BAR expressolog identification: expression profile similarity ranking of homologous genes in plant species

selected heat map images from paperPatel RV, Nahal HK, Breit R, Provart NJ

Plant J. 2012 Sep;71(6):1038-50

PubMed PMID: 22607031

Abstract

Large numbers of sequences are now readily available for many plant species, allowing easy identification of homologous genes. However, orthologous gene identification across multiple species is made difficult by evolutionary events such as whole-genome or segmental duplications. Several developmental atlases of gene expression have been produced in the past couple of years, and it may be possible to use these transcript abundance data to refine ortholog predictions. In this study, clusters of homologous genes between seven plant species – Arabidopsis, soybean, Medicago truncatula, poplar, barley, maize and rice – were identified. Following this, a pipeline to rank homologs within gene clusters by both sequence and expression profile similarity was devised by determining equivalent tissues between species, with the best expression profile match being termed the ‘expressolog’. Five electronic fluorescent pictograph (eFP) browsers were produced as part of this effort, to aid in visualization of gene expression data and to complement existing eFP browsers at the Bio-Array Resource (BAR).

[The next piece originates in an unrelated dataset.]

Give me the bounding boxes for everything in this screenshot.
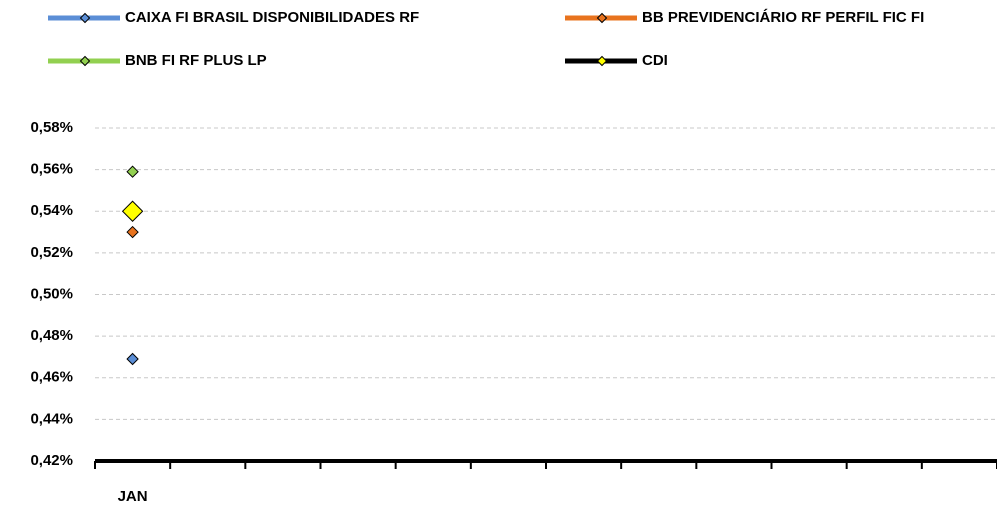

Within the eFP browser framework, these expression profile similarity rankings were incorporated into an Expressolog Tree Viewer to allow cross-species homolog browsing by both sequence and expression pattern similarity. Global analyses showed that orthologs with the highest sequence similarity do not necessarily exhibit the highest expression pattern similarity. Other orthologs may show different expression patterns, indicating that such genes may require re-annotation or more specific annotation. Ultimately, it is envisaged that this pipeline will aid in improvement of the functional annotation of genes and translational plant research.